Type the following script fragment into your notebook and run it. It uses the person's metadata in the AWS Glue Data Catalog to create a DynamicFrame from your sample data. It then prints out the item count and the schema of this data.

Copy
%pyspark import sys from pyspark.context import SparkContext from awsglue.context import GlueContext from awsglue.transforms import * # Create a Glue context glueContext = GlueContext(SparkContext.getOrCreate()) # Create a DynamicFrame using the 'persons_json' table persons_DyF = glueContext.create_dynamic_frame.from_catalog(database="legislators", table_name="persons_json") # Print out information about this data print "Count: ", persons_DyF.count() persons_DyF.printSchema()

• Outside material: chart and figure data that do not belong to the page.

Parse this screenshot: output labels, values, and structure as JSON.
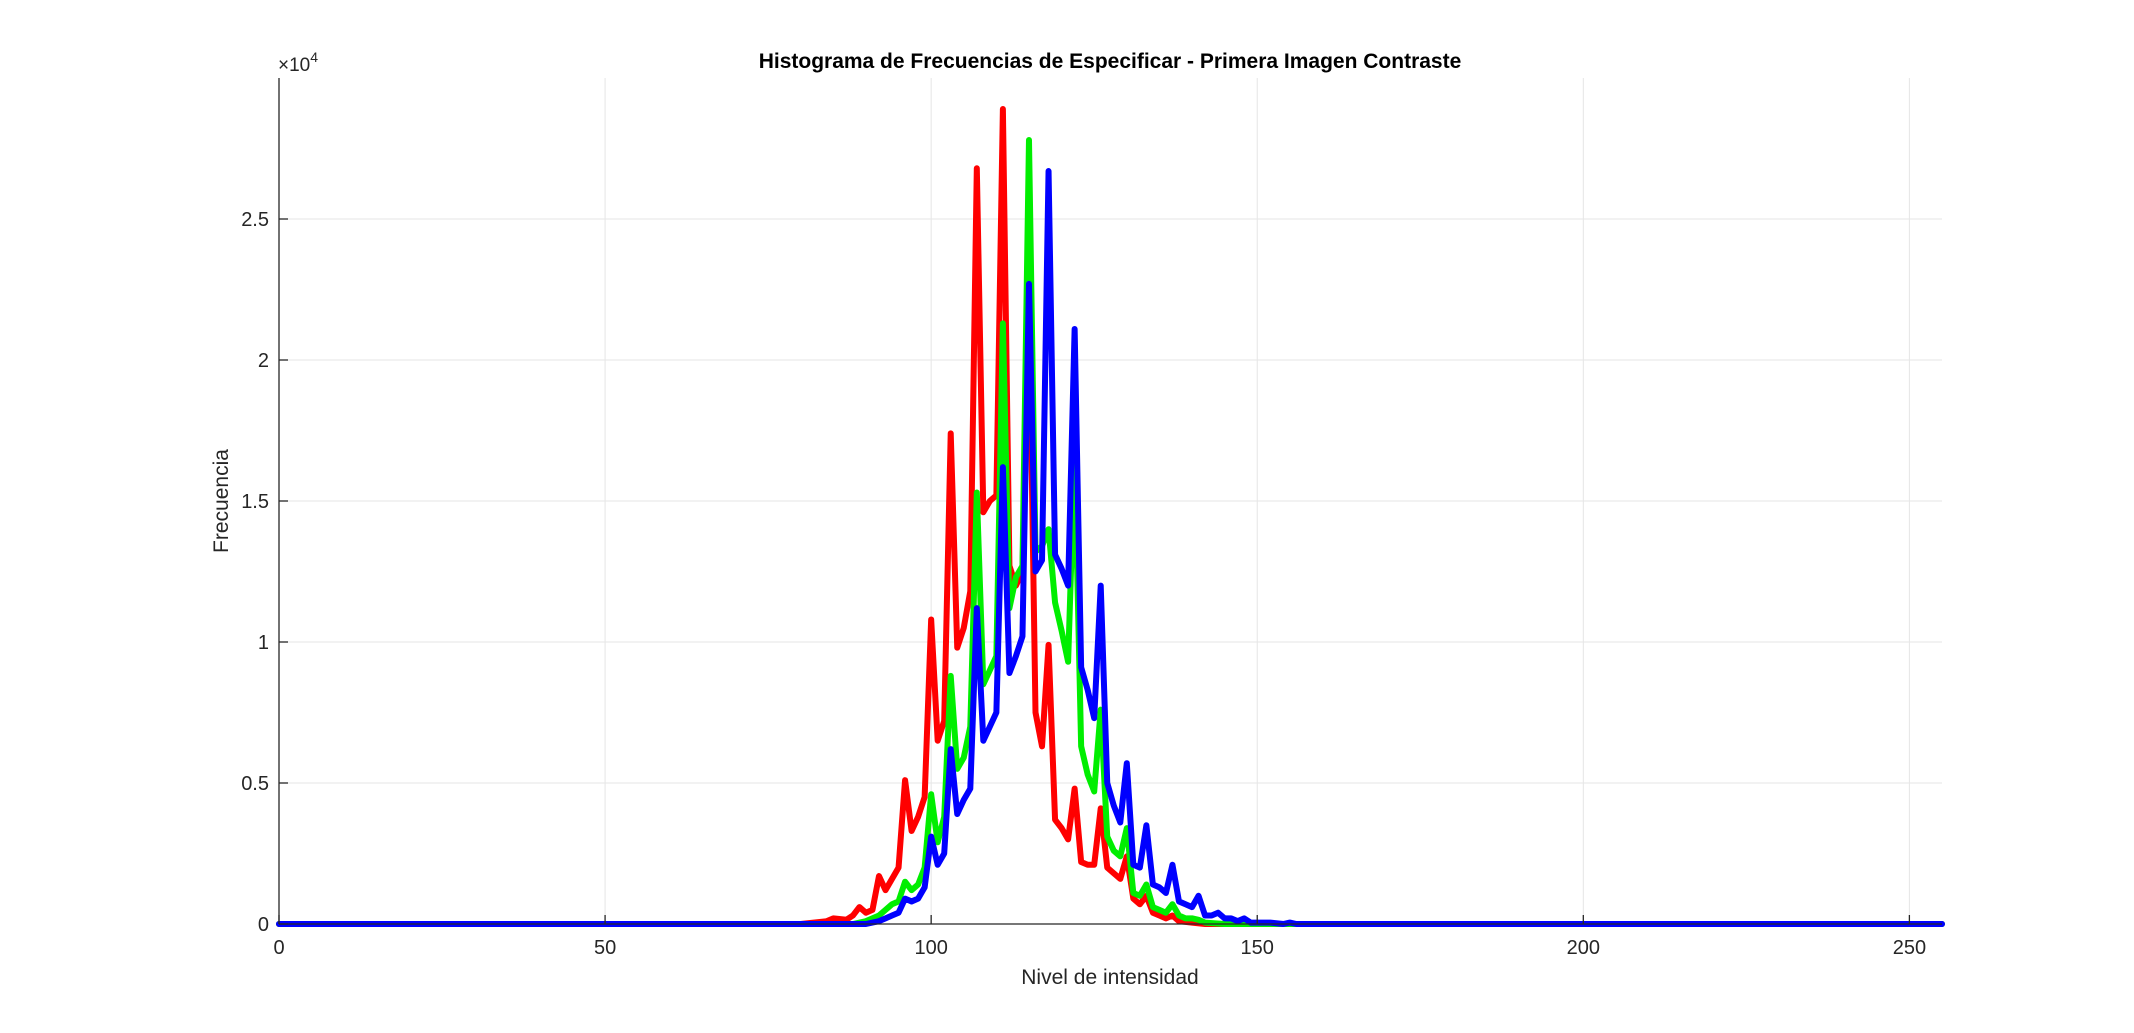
{
  "chart_data": {
    "type": "line",
    "title": "Histograma de Frecuencias de Especificar - Primera Imagen Contraste",
    "xlabel": "Nivel de intensidad",
    "ylabel": "Frecuencia",
    "y_exponent_label": "×10",
    "y_exponent_power": "4",
    "xlim": [
      0,
      255
    ],
    "ylim": [
      0,
      30000
    ],
    "x_ticks": [
      0,
      50,
      100,
      150,
      200,
      250
    ],
    "x_tick_labels": [
      "0",
      "50",
      "100",
      "150",
      "200",
      "250"
    ],
    "y_ticks": [
      0,
      5000,
      10000,
      15000,
      20000,
      25000
    ],
    "y_tick_labels": [
      "0",
      "0.5",
      "1",
      "1.5",
      "2",
      "2.5"
    ],
    "grid": true,
    "series": [
      {
        "color": "#ff0000",
        "points": [
          [
            0,
            0
          ],
          [
            80,
            0
          ],
          [
            82,
            50
          ],
          [
            84,
            100
          ],
          [
            85,
            200
          ],
          [
            87,
            150
          ],
          [
            88,
            300
          ],
          [
            89,
            600
          ],
          [
            90,
            400
          ],
          [
            91,
            500
          ],
          [
            92,
            1700
          ],
          [
            93,
            1200
          ],
          [
            95,
            2000
          ],
          [
            96,
            5100
          ],
          [
            97,
            3300
          ],
          [
            98,
            3800
          ],
          [
            99,
            4500
          ],
          [
            100,
            10800
          ],
          [
            101,
            6500
          ],
          [
            102,
            7200
          ],
          [
            103,
            17400
          ],
          [
            104,
            9800
          ],
          [
            105,
            10500
          ],
          [
            106,
            11800
          ],
          [
            107,
            26800
          ],
          [
            108,
            14600
          ],
          [
            109,
            15000
          ],
          [
            110,
            15200
          ],
          [
            111,
            28900
          ],
          [
            112,
            12700
          ],
          [
            113,
            12000
          ],
          [
            114,
            12500
          ],
          [
            115,
            22500
          ],
          [
            116,
            7500
          ],
          [
            117,
            6300
          ],
          [
            118,
            9900
          ],
          [
            119,
            3700
          ],
          [
            120,
            3400
          ],
          [
            121,
            3000
          ],
          [
            122,
            4800
          ],
          [
            123,
            2200
          ],
          [
            124,
            2100
          ],
          [
            125,
            2100
          ],
          [
            126,
            4100
          ],
          [
            127,
            2000
          ],
          [
            128,
            1800
          ],
          [
            129,
            1600
          ],
          [
            130,
            2400
          ],
          [
            131,
            900
          ],
          [
            132,
            700
          ],
          [
            133,
            1000
          ],
          [
            134,
            400
          ],
          [
            135,
            300
          ],
          [
            136,
            200
          ],
          [
            137,
            300
          ],
          [
            138,
            100
          ],
          [
            140,
            50
          ],
          [
            142,
            0
          ],
          [
            255,
            0
          ]
        ]
      },
      {
        "color": "#00ee00",
        "points": [
          [
            0,
            0
          ],
          [
            88,
            0
          ],
          [
            90,
            100
          ],
          [
            92,
            300
          ],
          [
            93,
            500
          ],
          [
            94,
            700
          ],
          [
            95,
            800
          ],
          [
            96,
            1500
          ],
          [
            97,
            1200
          ],
          [
            98,
            1400
          ],
          [
            99,
            2000
          ],
          [
            100,
            4600
          ],
          [
            101,
            2900
          ],
          [
            102,
            3800
          ],
          [
            103,
            8800
          ],
          [
            104,
            5500
          ],
          [
            105,
            5900
          ],
          [
            106,
            7000
          ],
          [
            107,
            15300
          ],
          [
            108,
            8500
          ],
          [
            109,
            9000
          ],
          [
            110,
            9500
          ],
          [
            111,
            21300
          ],
          [
            112,
            11200
          ],
          [
            113,
            12300
          ],
          [
            114,
            12700
          ],
          [
            115,
            27800
          ],
          [
            116,
            13200
          ],
          [
            117,
            13400
          ],
          [
            118,
            14000
          ],
          [
            119,
            11400
          ],
          [
            120,
            10400
          ],
          [
            121,
            9300
          ],
          [
            122,
            16600
          ],
          [
            123,
            6300
          ],
          [
            124,
            5300
          ],
          [
            125,
            4700
          ],
          [
            126,
            7600
          ],
          [
            127,
            3100
          ],
          [
            128,
            2600
          ],
          [
            129,
            2400
          ],
          [
            130,
            3400
          ],
          [
            131,
            1100
          ],
          [
            132,
            1000
          ],
          [
            133,
            1400
          ],
          [
            134,
            600
          ],
          [
            135,
            500
          ],
          [
            136,
            400
          ],
          [
            137,
            700
          ],
          [
            138,
            300
          ],
          [
            139,
            200
          ],
          [
            140,
            200
          ],
          [
            141,
            150
          ],
          [
            142,
            50
          ],
          [
            145,
            0
          ],
          [
            255,
            0
          ]
        ]
      },
      {
        "color": "#0000ff",
        "points": [
          [
            0,
            0
          ],
          [
            90,
            0
          ],
          [
            92,
            100
          ],
          [
            93,
            200
          ],
          [
            94,
            300
          ],
          [
            95,
            400
          ],
          [
            96,
            900
          ],
          [
            97,
            800
          ],
          [
            98,
            900
          ],
          [
            99,
            1300
          ],
          [
            100,
            3100
          ],
          [
            101,
            2100
          ],
          [
            102,
            2500
          ],
          [
            103,
            6200
          ],
          [
            104,
            3900
          ],
          [
            105,
            4400
          ],
          [
            106,
            4800
          ],
          [
            107,
            11200
          ],
          [
            108,
            6500
          ],
          [
            109,
            7000
          ],
          [
            110,
            7500
          ],
          [
            111,
            16200
          ],
          [
            112,
            8900
          ],
          [
            113,
            9500
          ],
          [
            114,
            10200
          ],
          [
            115,
            22700
          ],
          [
            116,
            12500
          ],
          [
            117,
            12900
          ],
          [
            118,
            26700
          ],
          [
            119,
            13100
          ],
          [
            120,
            12600
          ],
          [
            121,
            12000
          ],
          [
            122,
            21100
          ],
          [
            123,
            9100
          ],
          [
            124,
            8300
          ],
          [
            125,
            7300
          ],
          [
            126,
            12000
          ],
          [
            127,
            5000
          ],
          [
            128,
            4200
          ],
          [
            129,
            3600
          ],
          [
            130,
            5700
          ],
          [
            131,
            2100
          ],
          [
            132,
            2000
          ],
          [
            133,
            3500
          ],
          [
            134,
            1400
          ],
          [
            135,
            1300
          ],
          [
            136,
            1100
          ],
          [
            137,
            2100
          ],
          [
            138,
            800
          ],
          [
            139,
            700
          ],
          [
            140,
            600
          ],
          [
            141,
            1000
          ],
          [
            142,
            300
          ],
          [
            143,
            300
          ],
          [
            144,
            400
          ],
          [
            145,
            200
          ],
          [
            146,
            200
          ],
          [
            147,
            100
          ],
          [
            148,
            200
          ],
          [
            149,
            50
          ],
          [
            150,
            50
          ],
          [
            152,
            50
          ],
          [
            154,
            0
          ],
          [
            155,
            50
          ],
          [
            156,
            0
          ],
          [
            255,
            0
          ]
        ]
      }
    ]
  }
}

The output of the script is as follows:


 Count:  1961
 root
 |-- family_name: string
 |-- name: string
 |-- links: array
 |    |-- element: struct
 |    |    |-- note: string
 |    |    |-- url: string
 |-- gender: string
 |-- image: string
 |-- identifiers: array
 |    |-- element: struct
 |    |    |-- scheme: string
 |    |    |-- identifier: string
 |-- other_names: array
 |    |-- element: struct
 |    |    |-- note: string
 |    |    |-- name: string
 |    |    |-- lang: string
 |-- sort_name: string
 |-- images: array
 |    |-- element: struct
 |    |    |-- url: string
 |-- given_name: string
 |-- birth_date: string
 |-- id: string
 |-- contact_details: array
 |    |-- element: struct
 |    |    |-- type: string
 |    |    |-- value: string
 |-- death_date: string

Troubleshooting Your Local Notebook Connection

  • If you encounter a connection refused error, you might be using a development endpoint that is out of date. Try creating a new development endpoint and reconnecting.

  • If your connection times out or stops working for any reason, you may need to take the following steps to restore it:

    1. In Zeppelin, in the drop-down menu in the upper-right corner of the page, choose Interpretors. On the interpreters page, search for spark. Choose edit, and clear the Connect to existing process check box. Choose Save at the bottom of the page.

    2. Initiate SSH port forwarding as described earlier.

    3. In Zeppelin, re-enable the spark interpreter's Connect to existing process settings, and then save again.

    Resetting the interpreter like this should restore the connection. Another way to accomplish this is to choose restart for the Spark interpreter on the Interpreters page. Then wait for up to 30 seconds to ensure that the remote interpreter has restarted.